By default, Pathom error handler will just return a short error message about the exception but to debug, you will want the stack trace. To view the stack trace you can use a custom process-error, this is an example of how to do it in Clojure:

(def parser
  (p/parser {::p/plugins [(p/env-plugin {::p/reader [computed flow-reader]
                                         ; add the error processing to the environment
                                         ::p/process-error
                                         (fn [_ err]
                                           ; print stack trace
                                           (.printStackTrace err)

                                           ; return error str
                                           (p/error-str err)})
                          ; add the error handler plugin
                          p/error-handler-plugin]}))

In ClojureScript:

(def parser
  (p/parser {::p/plugins [(p/env-plugin {::p/reader [computed flow-reader]
                                         ; add the error processing to the environment
                                         ::p/process-error
                                         (fn [_ err]
                                           ; print stack trace on console
                                           (js/console.error err)

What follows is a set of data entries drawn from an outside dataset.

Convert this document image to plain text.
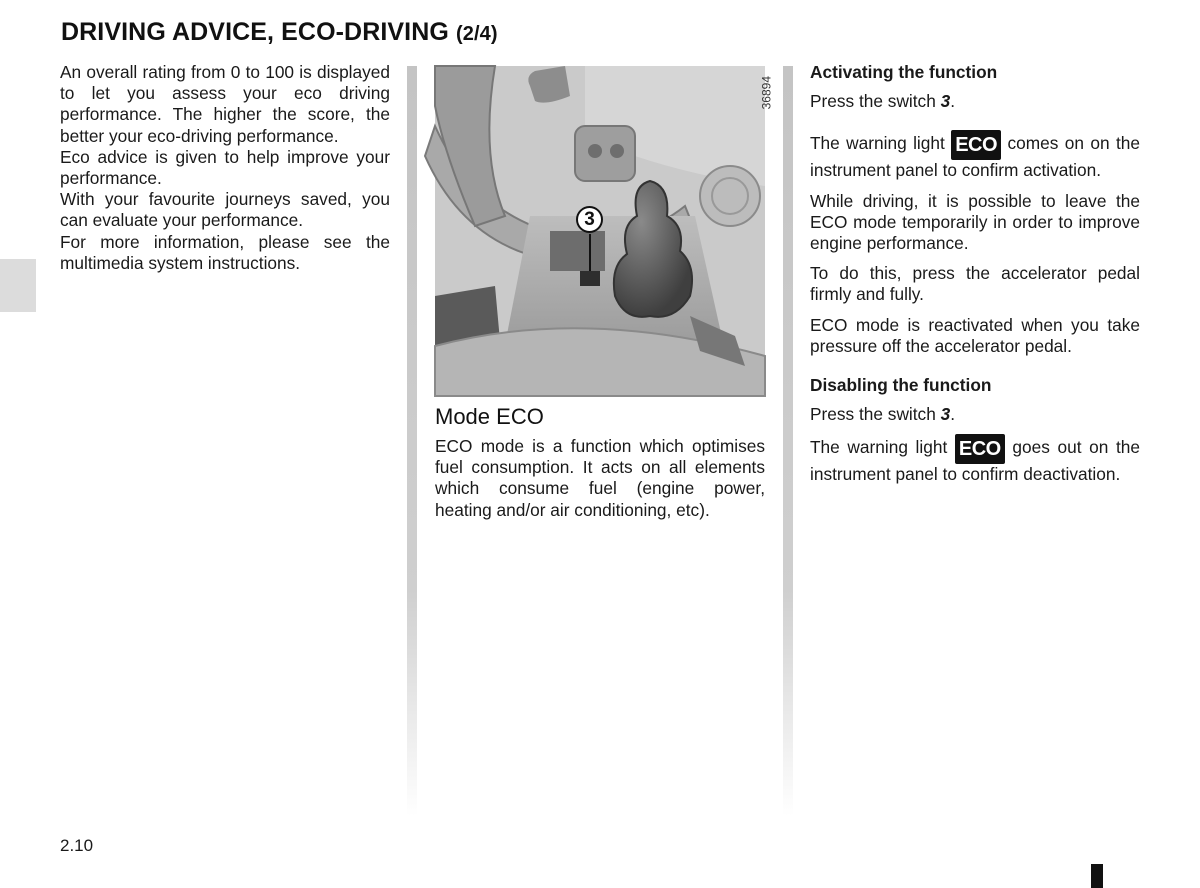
DRIVING ADVICE, ECO-DRIVING (2/4)

An overall rating from 0 to 100 is displayed to let you assess your eco driving performance. The higher the score, the better your eco-driving performance.

Eco advice is given to help improve your performance.

With your favourite journeys saved, you can evaluate your performance.

For more information, please see the multimedia system instructions.

36894
3
Mode ECO

ECO mode is a function which optimises fuel consumption. It acts on all elements which consume fuel (engine power, heating and/or air conditioning, etc).

Activating the function

Press the switch 3.

The warning light ECO comes on on the instrument panel to confirm activation.

While driving, it is possible to leave the ECO mode temporarily in order to improve engine performance.

To do this, press the accelerator pedal firmly and fully.

ECO mode is reactivated when you take pressure off the accelerator pedal.

Disabling the function

Press the switch 3.

The warning light ECO goes out on the instrument panel to confirm deactivation.

2.10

                                           ; return error str
                                           (p/error-str err)})
                          ; add the error handler plugin
                          p/error-handler-plugin]}))

Fail fast

Having each node being caught is great for the UI, but not so much for testing. During testing you probably prefer the parser to blow up as fast as possible so you don’t accumulate a bunch of errors which get impossible to read. Having to create a different parser to remove the error-handler-plugin can be annoying, so there is an option to solve that. Send the key ::p/fail-fast? as true in the environment and the try/catch will not be done, making it fail as soon as an exception fires. For example, using our previous parser:

(parser {::p/fail-fast? true}
        [{:go [:key {:nest [:trigger-error :other]}
               :trigger-error]}])
; => CompilerException clojure.lang.ExceptionInfo: Error triggered {:foo "bar"}, ...
Fail fast doesn’t work with parallel parsers

Raising errors

The default error output format (in a separated tree) is very convenient for direct API calls because it leaves a clean output on the data part. But if you want to expose those errors on the UI, pulling them out of the separated tree can be a bit of a pain. To help with that, there is a p/raise-errors helper which will lift the errors so they are present at the same level of the error entry. Let’s take our last error output example and process it with p/raise-errors

(p/raise-errors {:go {:key :leaf
                      :nest {:trigger-error :com.wsscode.pathom.core/reader-error
                             :other :leaf}
                      :trigger-error :com.wsscode.pathom.core/reader-error}
                 :com.wsscode.pathom.core/errors {[:go :nest :trigger-error] "Error triggered"
                                                  [:go :trigger-error] "Error triggered"}})

; outputs:

{:go {:key :leaf
      :nest {:trigger-error :com.wsscode.pathom.core/reader-error
             :other :leaf
             :com.wsscode.pathom.core/errors {:trigger-error "Error triggered"}}
      :trigger-error :com.wsscode.pathom.core/reader-error
      :com.wsscode.pathom.core/errors {:trigger-error "Error triggered"}}}

Notice that we don’t have the root ::p/errors anymore, instead it is placed at the same level of the error attribute. So the path [::p/errors [:go :nest :trigger-error]] turns into [:go :nest ::p/errors :trigger-error]. This makes very easy to pull the error on the client-side.